OP where are the micronutrients for the Shake 'n Grow listed? Osmocote has 'em listed. Also the coating is engineered for slow release in soil/air with repeated wet/dry water cycles. Under continuous water contact, it may release faster than the label states. RootMedic products were designed for aquarium conditions in mind to the best of my knowledge.

I think Osmocote Plus is your best bet during a postal strike.

Overstocked is the best authority on RM products and shipping issues as he sells them.


----------



## 150EH (Dec 6, 2004)

The Osmocote even gave a breakdown rate at different temperatures, I just don't like the lack of published facts about the MG. I think the Urea can be ok in small doses and it certainly must be coated, cheap landscape companies used Urea 46-0-0 spead very thin to cheaply green up properties but actually loose benifits by stripping out micro organism from the soil and when winter came they would use it to melt ice on sidewalks, it's a dual purpose product (sorry that was my field).


----------



## Sparkle (May 21, 2011)

Thanks so much for your responses, everyone! I see what you mean now that even though the nutrients in the Miracle Gro and the Osmocote might be the same, other parts of their formulations might make them different and might make one safe for a tank while the other might not be.

As far as Osmocote goes, I've called every garden store in town and can't get Osmocote PLUS, but I can get other Osmocote formulations - like the 14-14-14 and the 19-6-12

*Are either of those Osmocote formulations safe to use instead of the Osmocote Plus?*

Thanks again!


----------



## audioaficionado (Apr 19, 2011)

You can buy it online, but then you might as well get RootMedic instead.



OverStocked said:


> The membrane. I have no idea what miracle gro uses.

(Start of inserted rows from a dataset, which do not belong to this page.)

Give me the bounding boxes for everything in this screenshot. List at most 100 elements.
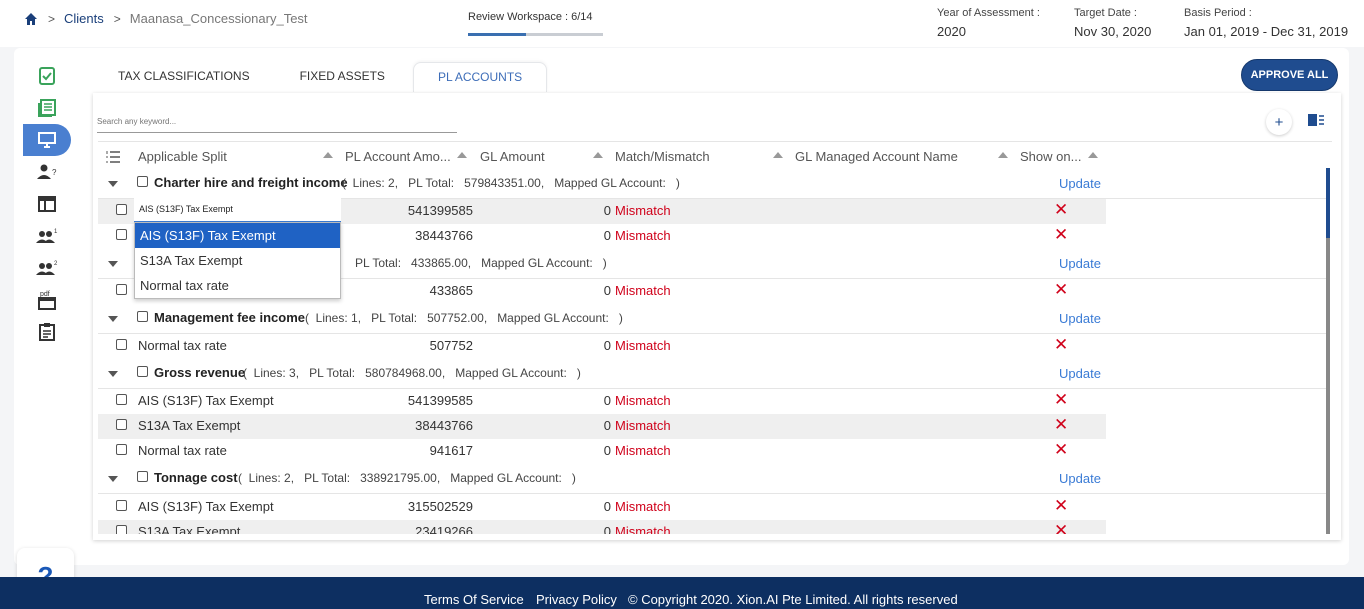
sort-icon[interactable] bbox=[1088, 152, 1098, 158]
review-workspace-label: Review Workspace : 6/14 bbox=[468, 11, 593, 23]
pl-amount: 315502529 bbox=[407, 499, 473, 514]
group-pl-total: 579843351.00, bbox=[464, 176, 545, 190]
pl-amount: 23419266 bbox=[415, 524, 473, 534]
sidebar-item-monitor[interactable] bbox=[23, 124, 71, 156]
split-option[interactable]: S13A Tax Exempt bbox=[135, 248, 340, 273]
sort-icon[interactable] bbox=[773, 152, 783, 158]
group-checkbox[interactable] bbox=[137, 471, 148, 482]
group-pl-total: 580784968.00, bbox=[365, 366, 446, 380]
split-option[interactable]: AIS (S13F) Tax Exempt bbox=[135, 223, 340, 248]
svg-text:pdf: pdf bbox=[40, 291, 50, 298]
pl-amount: 541399585 bbox=[407, 393, 473, 408]
collapse-caret-icon[interactable] bbox=[108, 316, 118, 322]
close-icon[interactable]: ✕ bbox=[1054, 335, 1068, 355]
table-row: S13A Tax Exempt 23419266 0 Mismatch ✕ bbox=[98, 520, 1106, 534]
mismatch-status: Mismatch bbox=[615, 443, 671, 458]
search-input[interactable] bbox=[97, 111, 457, 133]
group-meta: ( Lines: 2, PL Total: 338921795.00, Mapp… bbox=[238, 471, 576, 485]
chevron-right-icon: > bbox=[48, 11, 56, 26]
close-icon[interactable]: ✕ bbox=[1054, 415, 1068, 435]
sidebar-item-report[interactable] bbox=[23, 316, 71, 348]
gl-amount: 0 bbox=[603, 524, 611, 534]
col-match-mismatch[interactable]: Match/Mismatch bbox=[615, 149, 710, 164]
list-numbered-icon[interactable] bbox=[106, 150, 120, 164]
group-checkbox[interactable] bbox=[137, 366, 148, 377]
sidebar-item-group-1[interactable]: 1 bbox=[23, 220, 71, 252]
row-checkbox[interactable] bbox=[116, 419, 127, 430]
sidebar-item-group-2[interactable]: 2 bbox=[23, 252, 71, 284]
target-date: Target Date : Nov 30, 2020 bbox=[1074, 7, 1151, 39]
sort-icon[interactable] bbox=[998, 152, 1008, 158]
row-checkbox[interactable] bbox=[116, 525, 127, 534]
close-icon[interactable]: ✕ bbox=[1054, 521, 1068, 534]
scrollbar-thumb[interactable] bbox=[1326, 168, 1330, 238]
applicable-split[interactable]: AIS (S13F) Tax Exempt bbox=[138, 499, 274, 514]
meta-value: Jan 01, 2019 - Dec 31, 2019 bbox=[1184, 24, 1349, 39]
close-icon[interactable]: ✕ bbox=[1054, 225, 1068, 245]
split-option[interactable]: Normal tax rate bbox=[135, 273, 340, 298]
col-gl-managed-account-name[interactable]: GL Managed Account Name bbox=[795, 149, 958, 164]
row-checkbox[interactable] bbox=[116, 229, 127, 240]
applicable-split[interactable]: Normal tax rate bbox=[138, 443, 227, 458]
group-pl-total: 433865.00, bbox=[411, 256, 472, 270]
close-icon[interactable]: ✕ bbox=[1054, 200, 1068, 220]
sort-icon[interactable] bbox=[323, 152, 333, 158]
col-gl-amount[interactable]: GL Amount bbox=[480, 149, 545, 164]
gl-amount: 0 bbox=[603, 499, 611, 514]
applicable-split[interactable]: S13A Tax Exempt bbox=[138, 418, 240, 433]
col-applicable-split[interactable]: Applicable Split bbox=[138, 149, 227, 164]
home-icon[interactable] bbox=[24, 12, 38, 26]
group-meta-close: ) bbox=[571, 471, 576, 485]
top-bar: > Clients > Maanasa_Concessionary_Test R… bbox=[0, 0, 1364, 47]
applicable-split[interactable]: S13A Tax Exempt bbox=[138, 524, 240, 534]
collapse-caret-icon[interactable] bbox=[108, 181, 118, 187]
sidebar-item-user-query[interactable]: ? bbox=[23, 156, 71, 188]
sort-icon[interactable] bbox=[457, 152, 467, 158]
applicable-split[interactable]: Normal tax rate bbox=[138, 338, 227, 353]
sort-icon[interactable] bbox=[593, 152, 603, 158]
group-pl-total: 338921795.00, bbox=[360, 471, 441, 485]
sidebar-item-layout[interactable] bbox=[23, 188, 71, 220]
row-checkbox[interactable] bbox=[116, 284, 127, 295]
close-icon[interactable]: ✕ bbox=[1054, 280, 1068, 300]
group-checkbox[interactable] bbox=[137, 176, 148, 187]
close-icon[interactable]: ✕ bbox=[1054, 390, 1068, 410]
update-link[interactable]: Update bbox=[1059, 256, 1101, 271]
row-checkbox[interactable] bbox=[116, 394, 127, 405]
close-icon[interactable]: ✕ bbox=[1054, 440, 1068, 460]
year-of-assessment: Year of Assessment : 2020 bbox=[937, 7, 1040, 39]
applicable-split[interactable]: AIS (S13F) Tax Exempt bbox=[138, 393, 274, 408]
update-link[interactable]: Update bbox=[1059, 176, 1101, 191]
row-checkbox[interactable] bbox=[116, 204, 127, 215]
sidebar-item-checklist[interactable] bbox=[23, 60, 71, 92]
col-pl-account-amount[interactable]: PL Account Amo... bbox=[345, 149, 451, 164]
column-settings-button[interactable] bbox=[1303, 107, 1329, 133]
tab-fixed-assets[interactable]: FIXED ASSETS bbox=[278, 62, 407, 92]
grid-header: Applicable Split PL Account Amo... GL Am… bbox=[98, 141, 1332, 171]
col-show-on[interactable]: Show on... bbox=[1020, 149, 1081, 164]
collapse-caret-icon[interactable] bbox=[108, 371, 118, 377]
update-link[interactable]: Update bbox=[1059, 471, 1101, 486]
privacy-policy-link[interactable]: Privacy Policy bbox=[536, 592, 617, 607]
row-checkbox[interactable] bbox=[116, 339, 127, 350]
update-link[interactable]: Update bbox=[1059, 366, 1101, 381]
row-checkbox[interactable] bbox=[116, 500, 127, 511]
add-button[interactable]: + bbox=[1266, 109, 1292, 135]
tab-tax-classifications[interactable]: TAX CLASSIFICATIONS bbox=[96, 62, 272, 92]
collapse-caret-icon[interactable] bbox=[108, 476, 118, 482]
update-link[interactable]: Update bbox=[1059, 311, 1101, 326]
approve-all-button[interactable]: APPROVE ALL bbox=[1241, 59, 1338, 91]
sidebar-item-ledger[interactable] bbox=[23, 92, 71, 124]
tab-pl-accounts[interactable]: PL ACCOUNTS bbox=[412, 62, 548, 92]
group-two-icon: 2 bbox=[36, 261, 58, 275]
group-checkbox[interactable] bbox=[137, 311, 148, 322]
column-filter-icon bbox=[1308, 114, 1324, 126]
collapse-caret-icon[interactable] bbox=[108, 261, 118, 267]
sidebar-item-pdf[interactable]: pdf bbox=[23, 284, 71, 316]
applicable-split-select[interactable]: AIS (S13F) Tax Exempt bbox=[134, 198, 341, 222]
close-icon[interactable]: ✕ bbox=[1054, 496, 1068, 516]
row-checkbox[interactable] bbox=[116, 444, 127, 455]
group-lines: Lines: 2, bbox=[248, 471, 295, 485]
breadcrumb-clients[interactable]: Clients bbox=[64, 11, 104, 26]
terms-of-service-link[interactable]: Terms Of Service bbox=[424, 592, 524, 607]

MSDS says "Modified Linseed Oil Resin". Cheap and somewhat biodegradable.


----------



## 150EH (Dec 6, 2004)

I use the Osmocote fruit & vegtable 14-14-14 and it works fine, I got a 1.25 pound bottle for 8 bucks and 500 00 sized gel caps on ebay for 10 bucks and it made 500 gel caps and I had a 1/3 of the Osmocote left. I put one under each plant with high requirements, sword, ludwigia, crinium, etc. with other plants like cobomba, vals, etc. I just put one every 5 to 6 inches and they are working good and I used 36 in a 150 gallon tank so I have 5 years worth of substrate ferts.


----------



## [email protected] (Apr 27, 2011)

I had some of the Miracle Grow green granules, that you are supposed to mix with water and use that to water your vegetables, and mixed that in with my compost substrate. My fish are fine and my plants are growing like crazy. I think I would prefer to mix some of this with water and dose instead of chancing placing granules in there your fish could eat and possibly die from.


----------



## ukigumo11 (Sep 26, 2010)

I used osmocote in a planted tank and when I measured my nitrate levels they were very high, above 160ppm. I was doing weekly 50% water changes with either rainwater or RO water, and dosing maybe 20ppm KNO3 weekly, prior to testing the water. The plants seem to grow okay, but I was thinking that it might be nice to get fish sometime... Has anyone else experience high levels of Nitrates in their tanks from osmocote?


----------



## 150EH (Dec 6, 2004)

No, my nitrates 0, nitrites 0, and I'm starting to dose EI.


----------